Хотя сержант и убрал ото рта микрофон, наушники все же донесли до меня, как он зовет подполковника Звягинцева. Тот, как я себе представлял, и в самом деле находился недалеко от Горина и двинулся ему навстречу.
— Слушаю тебя, старлей, — тут же проговорил он и осведомился: — Как у тебя обстановка?
— Завершили работу. Сейчас будем выдвигаться на выход из ущелья. Что там с моим отделением?
— Твои парни заняты на охране складов банды. Важно передать все комплектующие дронов на экспертизу, чтобы определить страну-производителя. Это политически важный вопрос, который даст нам сильные контраргументы для разговора с любой страной. Поэтому нельзя, как я считаю, оставлять склады без охраны.
— Понятно. А что с пленниками?
— Они освобождены. Рядом с их пещерой стоял часовой, которого ликвидировал твой снайпер. Сами пленники были связаны по рукам и ногам.
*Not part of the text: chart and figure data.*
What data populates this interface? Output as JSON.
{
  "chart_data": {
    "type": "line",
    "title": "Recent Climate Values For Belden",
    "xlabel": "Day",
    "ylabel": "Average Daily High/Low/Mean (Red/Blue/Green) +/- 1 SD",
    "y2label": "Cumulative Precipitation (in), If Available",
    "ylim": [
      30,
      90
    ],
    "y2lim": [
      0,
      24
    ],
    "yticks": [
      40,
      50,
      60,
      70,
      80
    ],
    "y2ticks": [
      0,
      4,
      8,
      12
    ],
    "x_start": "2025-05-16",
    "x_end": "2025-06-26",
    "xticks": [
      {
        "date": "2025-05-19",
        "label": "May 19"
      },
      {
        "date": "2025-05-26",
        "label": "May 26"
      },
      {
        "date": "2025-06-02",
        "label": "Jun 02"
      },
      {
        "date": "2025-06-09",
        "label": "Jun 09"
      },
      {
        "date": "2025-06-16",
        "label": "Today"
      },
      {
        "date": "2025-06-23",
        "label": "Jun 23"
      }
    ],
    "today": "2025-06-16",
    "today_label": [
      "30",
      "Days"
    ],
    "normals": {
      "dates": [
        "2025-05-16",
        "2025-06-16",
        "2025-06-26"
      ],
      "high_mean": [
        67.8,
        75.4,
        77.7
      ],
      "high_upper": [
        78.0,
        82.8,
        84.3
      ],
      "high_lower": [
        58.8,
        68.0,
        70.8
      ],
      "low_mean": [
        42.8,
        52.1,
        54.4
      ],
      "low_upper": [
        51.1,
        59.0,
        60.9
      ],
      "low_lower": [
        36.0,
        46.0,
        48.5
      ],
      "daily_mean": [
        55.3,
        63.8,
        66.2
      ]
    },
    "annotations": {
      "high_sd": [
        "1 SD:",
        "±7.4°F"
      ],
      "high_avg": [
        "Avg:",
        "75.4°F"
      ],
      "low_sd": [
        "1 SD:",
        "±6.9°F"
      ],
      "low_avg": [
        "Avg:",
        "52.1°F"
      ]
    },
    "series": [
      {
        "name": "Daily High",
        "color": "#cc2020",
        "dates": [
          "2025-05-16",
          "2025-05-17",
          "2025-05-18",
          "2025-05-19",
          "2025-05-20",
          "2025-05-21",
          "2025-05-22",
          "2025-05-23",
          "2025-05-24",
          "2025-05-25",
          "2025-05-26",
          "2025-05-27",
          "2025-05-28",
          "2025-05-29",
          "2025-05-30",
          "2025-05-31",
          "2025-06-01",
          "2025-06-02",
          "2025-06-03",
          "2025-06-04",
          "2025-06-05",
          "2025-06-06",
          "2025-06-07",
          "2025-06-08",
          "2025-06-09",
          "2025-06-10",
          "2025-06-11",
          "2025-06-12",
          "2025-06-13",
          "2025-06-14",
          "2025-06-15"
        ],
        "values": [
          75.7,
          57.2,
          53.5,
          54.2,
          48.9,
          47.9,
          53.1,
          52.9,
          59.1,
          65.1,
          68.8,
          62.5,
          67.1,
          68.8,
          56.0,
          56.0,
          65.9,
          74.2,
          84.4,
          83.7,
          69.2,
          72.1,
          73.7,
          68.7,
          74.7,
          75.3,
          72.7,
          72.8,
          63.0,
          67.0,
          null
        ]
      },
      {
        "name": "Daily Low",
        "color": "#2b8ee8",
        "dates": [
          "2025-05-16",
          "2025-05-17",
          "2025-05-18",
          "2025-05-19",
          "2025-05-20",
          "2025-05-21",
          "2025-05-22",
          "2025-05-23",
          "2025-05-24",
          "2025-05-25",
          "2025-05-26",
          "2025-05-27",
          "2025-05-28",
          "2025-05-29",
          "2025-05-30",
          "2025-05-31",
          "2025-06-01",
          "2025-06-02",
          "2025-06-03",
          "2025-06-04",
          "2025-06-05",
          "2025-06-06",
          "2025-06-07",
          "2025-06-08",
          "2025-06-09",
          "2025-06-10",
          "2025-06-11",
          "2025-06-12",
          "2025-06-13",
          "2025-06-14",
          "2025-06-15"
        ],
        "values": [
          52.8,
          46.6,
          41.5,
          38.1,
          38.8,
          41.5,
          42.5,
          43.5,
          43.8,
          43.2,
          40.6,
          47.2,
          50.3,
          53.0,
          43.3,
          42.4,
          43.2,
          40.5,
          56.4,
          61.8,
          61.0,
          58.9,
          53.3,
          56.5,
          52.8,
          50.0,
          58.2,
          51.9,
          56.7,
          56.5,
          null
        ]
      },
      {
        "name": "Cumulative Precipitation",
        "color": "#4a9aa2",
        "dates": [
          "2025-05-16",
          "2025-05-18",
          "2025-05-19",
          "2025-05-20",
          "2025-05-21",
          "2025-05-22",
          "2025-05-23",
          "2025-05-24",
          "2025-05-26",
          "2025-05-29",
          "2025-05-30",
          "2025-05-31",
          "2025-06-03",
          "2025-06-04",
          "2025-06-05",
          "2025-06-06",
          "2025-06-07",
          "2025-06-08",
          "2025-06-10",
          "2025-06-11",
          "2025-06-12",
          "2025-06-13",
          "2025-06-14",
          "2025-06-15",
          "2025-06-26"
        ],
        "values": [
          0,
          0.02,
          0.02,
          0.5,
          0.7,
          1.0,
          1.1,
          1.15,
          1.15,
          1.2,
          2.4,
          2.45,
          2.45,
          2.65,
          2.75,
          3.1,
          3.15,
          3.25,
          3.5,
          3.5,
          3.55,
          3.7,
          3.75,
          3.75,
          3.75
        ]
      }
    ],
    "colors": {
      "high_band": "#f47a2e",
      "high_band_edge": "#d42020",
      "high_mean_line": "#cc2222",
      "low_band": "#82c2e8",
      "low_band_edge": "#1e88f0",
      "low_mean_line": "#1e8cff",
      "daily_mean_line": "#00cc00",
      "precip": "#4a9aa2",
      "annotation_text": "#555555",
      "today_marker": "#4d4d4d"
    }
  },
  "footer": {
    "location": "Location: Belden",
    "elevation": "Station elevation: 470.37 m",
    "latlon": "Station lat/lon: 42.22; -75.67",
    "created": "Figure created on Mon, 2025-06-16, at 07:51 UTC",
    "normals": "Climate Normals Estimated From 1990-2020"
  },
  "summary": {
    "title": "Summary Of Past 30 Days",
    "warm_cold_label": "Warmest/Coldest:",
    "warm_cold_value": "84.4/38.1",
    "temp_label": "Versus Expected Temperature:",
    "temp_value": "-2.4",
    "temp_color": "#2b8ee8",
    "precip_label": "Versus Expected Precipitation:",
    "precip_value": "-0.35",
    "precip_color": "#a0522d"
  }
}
В том числе и Даниял Гадисов. Я решил пока на него не давить. Он тесно сотрудничал с бандитами. Я думаю, что это продолжится и в дальнейшем. Мы просто будем держать этого типа под присмотром, через него выйдем на другую банду, которая может пожаловать на место уничтоженной.
— Как долго еще, товарищ подполковник, мое отделение будет занято?
— До прибытия следственной бригады. Она уже должна была отправиться к нам на трех вертолетах. Я так просил, чтобы твой взвод вывезти. Я разговаривал с механиком-водителем БМП. Он посетовал, что горючего не хватит на возвращение. Я заказал. Вертолеты доставят несколько бочек. БМП двинутся своим ходом, а взвод отправим на вертолетах, которые потом вернутся за содержимым складов. Устроит тебя такой вариант?
— Вполне, товарищ подполковник. Взвод устал. Бойцам требуется просто отоспаться.
— Я тоже так подумал. В боевых условиях режим «нон-стоп» утомляет очень сильно.
Я был рад, что подполковник Звягинцев проявил необходимую заботу о моих бойцах.
— Конец связи, товарищ подполковник.
— Конец связи.
Я отошел в сторону, сел на камень, очертаниями напоминающий кресло с низкой спинкой, и только тогда почувствовал усталость. У меня против моей воли начали слипаться глаза. Мне захотелось снять шлем и положить руки на подлокотники. К счастью, таковых, даже каменных, здесь не существовало.
Я не стал снимать шлем и по внутривзводной связи вызвал своего заместителя Ничеухина.
— Здесь я, товарищ старший лейтенант! — Старший сержант мигом вынырнул откуда-то из-за моей спины.
— Выводи взвод к БМП. Я только с подполковником Рагимовым попрощаюсь и догоню вас.
Лишь теперь я заметил, что небо стремительно светлеет, хотя солнца видно еще не было. В горах рассвет всегда приходит быстро.